Wine production in Mâcon is thought to have begun with the Roman settlement of the region, although it is unknown if the ancient Celts were producing in the area before this. During the Roman Empire, Mâcon was a major crossroads, helping the region to grow and allowing its wine to be distributed throughout the Roman Empire.
Around 530 AD, the bishopric of Mâcon was formed, which ruled the area until around 840. From 843 to 1600, Mâcon lay on the border of France and the Holy Roman Empire, which helped the area to become rich on customs taxes. From the 1200s to the 1500s, Mâcon passed through the hands of many different rulers. In 1395, Philip the Bold set forth an order defining the requirements for the quality Burgundy wines, which can be thought of as the first appellation in the region.
During the wars of religion in the 1500s, Mâcon experienced a particularly bloody era, as the city’s peasants revolted, and passed between Protestant and Catholic rule at least three times in five years.
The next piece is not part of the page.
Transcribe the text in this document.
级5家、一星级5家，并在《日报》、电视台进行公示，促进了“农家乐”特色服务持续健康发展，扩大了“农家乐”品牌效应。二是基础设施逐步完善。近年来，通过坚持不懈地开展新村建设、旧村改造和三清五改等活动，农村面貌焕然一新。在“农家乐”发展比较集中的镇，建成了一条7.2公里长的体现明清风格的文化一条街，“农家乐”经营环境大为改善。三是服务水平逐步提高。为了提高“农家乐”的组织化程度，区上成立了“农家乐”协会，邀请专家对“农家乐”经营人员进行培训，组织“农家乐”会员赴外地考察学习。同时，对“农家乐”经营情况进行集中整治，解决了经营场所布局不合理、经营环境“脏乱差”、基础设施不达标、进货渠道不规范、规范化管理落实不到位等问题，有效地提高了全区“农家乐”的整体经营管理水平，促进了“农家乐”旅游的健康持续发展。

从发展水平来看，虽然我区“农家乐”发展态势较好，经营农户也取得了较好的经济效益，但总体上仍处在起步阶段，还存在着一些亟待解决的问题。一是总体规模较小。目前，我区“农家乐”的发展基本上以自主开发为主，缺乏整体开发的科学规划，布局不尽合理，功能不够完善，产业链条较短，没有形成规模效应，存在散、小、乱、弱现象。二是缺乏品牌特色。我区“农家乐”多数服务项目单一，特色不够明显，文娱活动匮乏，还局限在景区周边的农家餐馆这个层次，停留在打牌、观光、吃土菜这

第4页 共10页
In the 1700 and 1800s, Mâcon went through a fair amount of political restructuring due to both the French Revolution and the Napoleonic Wars, and switched between French and Austrian hands during the return of Napoleon.
In years past, Mâcon was most well-known for its red wines, however, that changed in the 1900s, and now the region is primarily known for its white wines. Despite the region’s bloody history, Mâconnais is now mostly known for extraordinary Chardonnays, with even a town in the area named after the grape, the most famous of which being Pouilly-Fuisse.
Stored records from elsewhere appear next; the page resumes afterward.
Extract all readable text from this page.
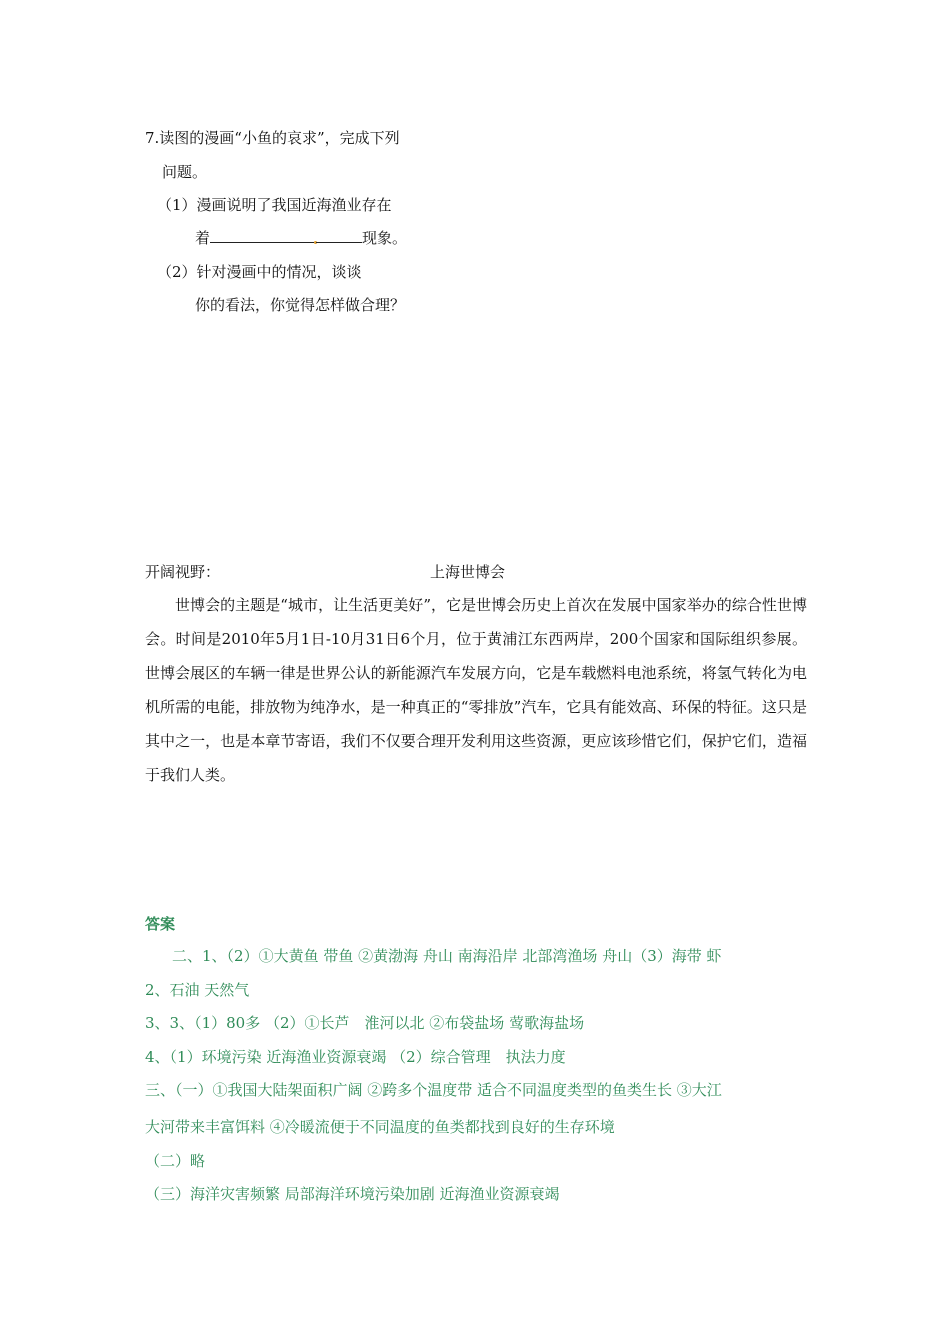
7.读图的漫画“小鱼的哀求”，完成下列
问题。
（1）漫画说明了我国近海渔业存在
着	现象。
（2）针对漫画中的情况，谈谈
你的看法，你觉得怎样做合理？
开阔视野：	上海世博会

世博会的主题是“城市，让生活更美好”，它是世博会历史上首次在发展中国家举办的综合性世博会。时间是2010年5月1日-10月31日6个月，位于黄浦江东西两岸，200个国家和国际组织参展。世博会展区的车辆一律是世界公认的新能源汽车发展方向，它是车载燃料电池系统，将氢气转化为电机所需的电能，排放物为纯净水，是一种真正的“零排放”汽车，它具有能效高、环保的特征。这只是其中之一，也是本章节寄语，我们不仅要合理开发利用这些资源，更应该珍惜它们，保护它们，造福于我们人类。

答案
二、1、（2）①大黄鱼 带鱼 ②黄渤海 舟山 南海沿岸 北部湾渔场 舟山（3）海带 虾
2、石油 天然气
3、3、（1）80多 （2）①长芦　淮河以北 ②布袋盐场 莺歌海盐场
4、（1）环境污染 近海渔业资源衰竭 （2）综合管理　执法力度
三、（一）①我国大陆架面积广阔 ②跨多个温度带 适合不同温度类型的鱼类生长 ③大江
大河带来丰富饵料 ④冷暖流便于不同温度的鱼类都找到良好的生存环境
（二）略
（三）海洋灾害频繁 局部海洋环境污染加剧 近海渔业资源衰竭
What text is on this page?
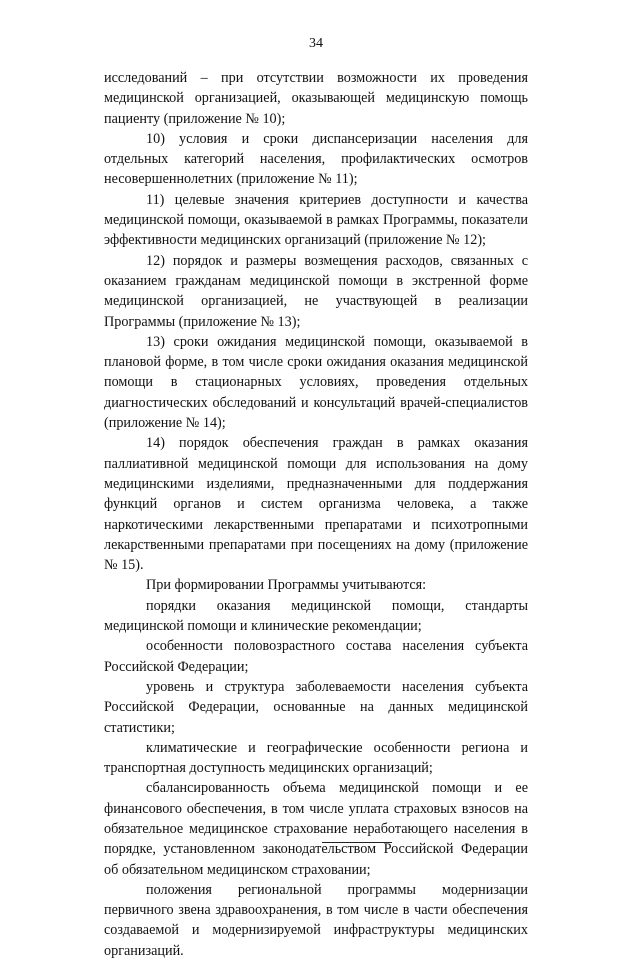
34

исследований – при отсутствии возможности их проведения медицинской организацией, оказывающей медицинскую помощь пациенту (приложение № 10);

10) условия и сроки диспансеризации населения для отдельных категорий населения, профилактических осмотров несовершеннолетних (приложение № 11);

11) целевые значения критериев доступности и качества медицинской помощи, оказываемой в рамках Программы, показатели эффективности медицинских организаций (приложение № 12);

12) порядок и размеры возмещения расходов, связанных с оказанием гражданам медицинской помощи в экстренной форме медицинской организацией, не участвующей в реализации Программы (приложение № 13);

13) сроки ожидания медицинской помощи, оказываемой в плановой форме, в том числе сроки ожидания оказания медицинской помощи в стационарных условиях, проведения отдельных диагностических обследований и консультаций врачей-специалистов (приложение № 14);

14) порядок обеспечения граждан в рамках оказания паллиативной медицинской помощи для использования на дому медицинскими изделиями, предназначенными для поддержания функций органов и систем организма человека, а также наркотическими лекарственными препаратами и психотропными лекарственными препаратами при посещениях на дому (приложение № 15).

При формировании Программы учитываются:

порядки оказания медицинской помощи, стандарты медицинской помощи и клинические рекомендации;

особенности половозрастного состава населения субъекта Российской Федерации;

уровень и структура заболеваемости населения субъекта Российской Федерации, основанные на данных медицинской статистики;

климатические и географические особенности региона и транспортная доступность медицинских организаций;

сбалансированность объема медицинской помощи и ее финансового обеспечения, в том числе уплата страховых взносов на обязательное медицинское страхование неработающего населения в порядке, установленном законодательством Российской Федерации об обязательном медицинском страховании;

положения региональной программы модернизации первичного звена здравоохранения, в том числе в части обеспечения создаваемой и модернизируемой инфраструктуры медицинских организаций.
Located in the south of Burgundy, the Mâconnais has a continental climate, with warm summers and cold, but relatively mild winters. The soil in the area is an alkaline limestone clay, which is rich in iron. The minerals in the soil help to keep the wine fresh, as well as bring out particular flavours from the Chardonnay grape that is grown there.
4,100 hectares in the Mâconnais region is planted under vines and, as a whole, the region produces about 13 million bottles of wine annually. Mâconnais contributes 24% to the total wine production in Burgundy.
A full 98% of the area’s wine output is made up of Chardonnay, a white wine grape, and 1% is Gamay, a red wine grape that is particularly renowned for producing quality Beaujolais.
Chardonnay is the dominant grape grown in the Mâconnais, which originated in the Burgundy region, and is also the second most commonly grown grape in all of France. Chardonnay is considered to be a “neutral” grape, with much of the diversity in flavour dependant on the soil it is grown in, the region where it is grown and, of course, how the wine is produced. This is often dependent on whether the wine is aged in oak or stainless steel.
Gamay, a red wine grape, is also grown in the region, although it is not as widely known or consumed as Chardonnay.
Mâconnais white wines are white or straw-coloured, with aromas of roses, honeysuckle, fern, lemongrass and citrus. They are known to have flavours of pine, quince and fennel.
Pouilly-Fuisse, the most famous white wine from Mâconnais, is dry, light and full-bodied, with a crisp fruit flavour. It has often been described as “creamy” or “buttery.”
Some of the most notable producers of wine in the Mâconnais region are La Roche, Les Vignes Blanches and Chateau de Beauregard. As well as Jean Rijckaert and Domaine Guffens-Heynen.